1873 3¢ Washington
Official Stamp – Agriculture
Printed By: Continental Bank Note Co.
Printing Method: Engraved
Official Mail stamps are genuine postage stamps, although they were never available at any post office. These unique stamps are called Officials because their use was strictly limited to government mail. Before 1873, government agencies had “franking” privileges. This meant that government mail could be sent free of postage as long as it bore an authorized signature on the envelope. As of July 1, 1873, “franking” privileges were discontinued and special official stamps were put into circulation for use on government mail.
Each department was issued its own set of stamps. Many of the designs were taken from the current series of regular postage stamps being printed at that time - the so-called “Bank Note Issues.” The department names were inscribed on the stamps instead of the usual “U.S. Postage” and each set was printed in its own distinct color. Only the Post Office Department had its own unique design - a numeral in an oval frame.
In 1884, the Officials were declared obsolete and were replaced with the “penalty” envelope. These envelopes were imprinted with an official emblem and carried a warning against unauthorized use by private individuals.
Founding Of The 4-H Club
On January 15, 1902, one of the first clubs to resemble the 4-H club was founded in Ohio.
In the late 1800s, it wasn’t uncommon for individuals and groups to create clubs for children to help them appreciate farming and nature. While it’s unclear who was the first to create such a group, 4-H Club recognizes A.B. Graham as one of the early founders.

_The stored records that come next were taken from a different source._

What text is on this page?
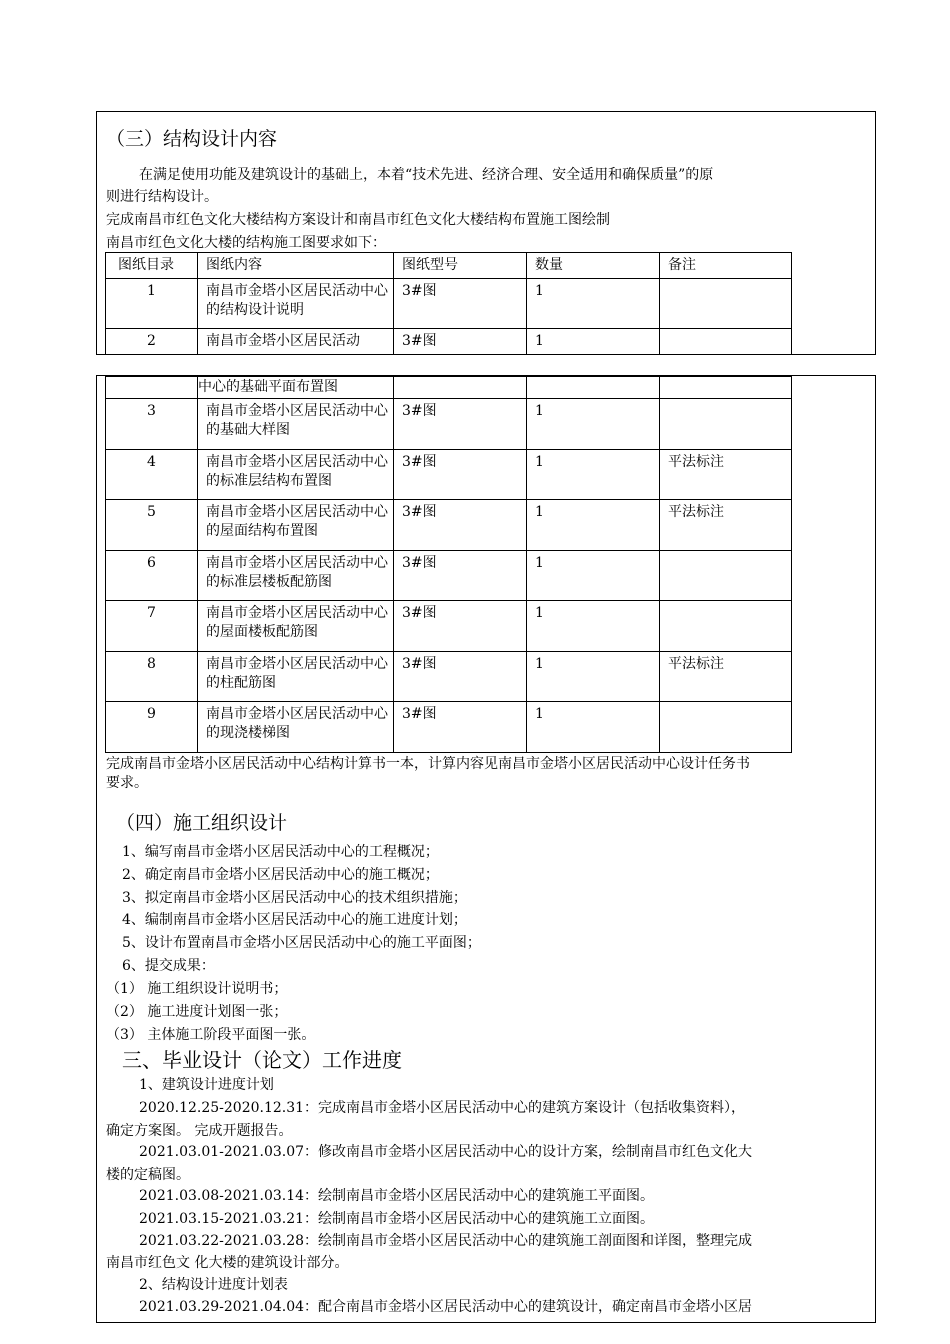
（三）结构设计内容
在满足使用功能及建筑设计的基础上，本着“技术先进、经济合理、安全适用和确保质量”的原
则进行结构设计。
完成南昌市红色文化大楼结构方案设计和南昌市红色文化大楼结构布置施工图绘制
南昌市红色文化大楼的结构施工图要求如下：
图纸目录	图纸内容	图纸型号	数量	备注
1	南昌市金塔小区居民活动中心的结构设计说明	3#图	1	
2	南昌市金塔小区居民活动	3#图	1	
	中心的基础平面布置图			
3	南昌市金塔小区居民活动中心的基础大样图	3#图	1	
4	南昌市金塔小区居民活动中心的标准层结构布置图	3#图	1	平法标注
5	南昌市金塔小区居民活动中心的屋面结构布置图	3#图	1	平法标注
6	南昌市金塔小区居民活动中心的标准层楼板配筋图	3#图	1	
7	南昌市金塔小区居民活动中心的屋面楼板配筋图	3#图	1	
8	南昌市金塔小区居民活动中心的柱配筋图	3#图	1	平法标注
9	南昌市金塔小区居民活动中心的现浇楼梯图	3#图	1	
完成南昌市金塔小区居民活动中心结构计算书一本，计算内容见南昌市金塔小区居民活动中心设计任务书
要求。
（四）施工组织设计
1、编写南昌市金塔小区居民活动中心的工程概况；
2、确定南昌市金塔小区居民活动中心的施工概况；
3、拟定南昌市金塔小区居民活动中心的技术组织措施；
4、编制南昌市金塔小区居民活动中心的施工进度计划；
5、设计布置南昌市金塔小区居民活动中心的施工平面图；
6、提交成果：
（1） 施工组织设计说明书；
（2） 施工进度计划图一张；
（3） 主体施工阶段平面图一张。
三、毕业设计（论文）工作进度
1、建筑设计进度计划
2020.12.25-2020.12.31：完成南昌市金塔小区居民活动中心的建筑方案设计（包括收集资料），
确定方案图。 完成开题报告。
2021.03.01-2021.03.07：修改南昌市金塔小区居民活动中心的设计方案，绘制南昌市红色文化大
楼的定稿图。
2021.03.08-2021.03.14：绘制南昌市金塔小区居民活动中心的建筑施工平面图。
2021.03.15-2021.03.21：绘制南昌市金塔小区居民活动中心的建筑施工立面图。
2021.03.22-2021.03.28：绘制南昌市金塔小区居民活动中心的建筑施工剖面图和详图，整理完成
南昌市红色文 化大楼的建筑设计部分。
2、结构设计进度计划表
2021.03.29-2021.04.04：配合南昌市金塔小区居民活动中心的建筑设计，确定南昌市金塔小区居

On January 15, 1902, A.B. Graham, superintendent of schools in Clark County, Ohio, created the Tomato Club or the Corn Growing Club. Graham’s club held regular meetings and had a planned program designed to teach youths through hands-on practical experience. The club’s members worked on projects dealing with vegetables, flowers, and soil testing. The Ohio State University Agricultural Experiment Station furnished the club with varieties of corn for the youths to grow.
Also important to the 4-H movement was Jessie Field Shambaugh. As a teacher in Page County, Iowa, Shambaugh created agricultural clubs and competitions to increase student interest in farming. By 1906, Shambaugh was superintendent of the 130 schools in Page County. She and her teachers formed the “Page County Progressives” and soon all Page County Schools had Boys Corn Clubs and Girls Home Clubs.
In 1908, the National Educational Bulletin declared Page County schools “The Best Rural Schools in America.” Superintendents quickly flocked to the area to learn more about this new approach. By 1910, similar programs were sprouting up across the country. Shambaugh’s work, along with similar work throughout the US, turned into the 4-H Club of America by 1914. The 4-H Club movement was sponsored by the US Department of Agriculture, to teach rural youngsters modern farming methods. Shambaugh also designed the clover emblem that symbolizes the organization to this day. The four H’s stand for head, heart, hands, and health.
The nation’s first state 4-H camp was created in 1921 at Jackson’s Mill, West Virginia. This area had already become a popular picnic spot for local residents. The camp was placed under the care of the West Virginia University Extension Service. Jackson’s Mill was an early industrial center in West Virginia and the boyhood home of Confederate General Thomas J. “Stonewall” Jackson.
Today, 4-H is the largest informal educational program for young people in the US, with 6.5 million members between the ages 5 and 21. The organization’s slogan is “Learn by Doing,” and its members acquire skills through working on various projects and activities. The mission of 4-H is to engage “youth to reach their fullest potential while advancing the field of youth development.”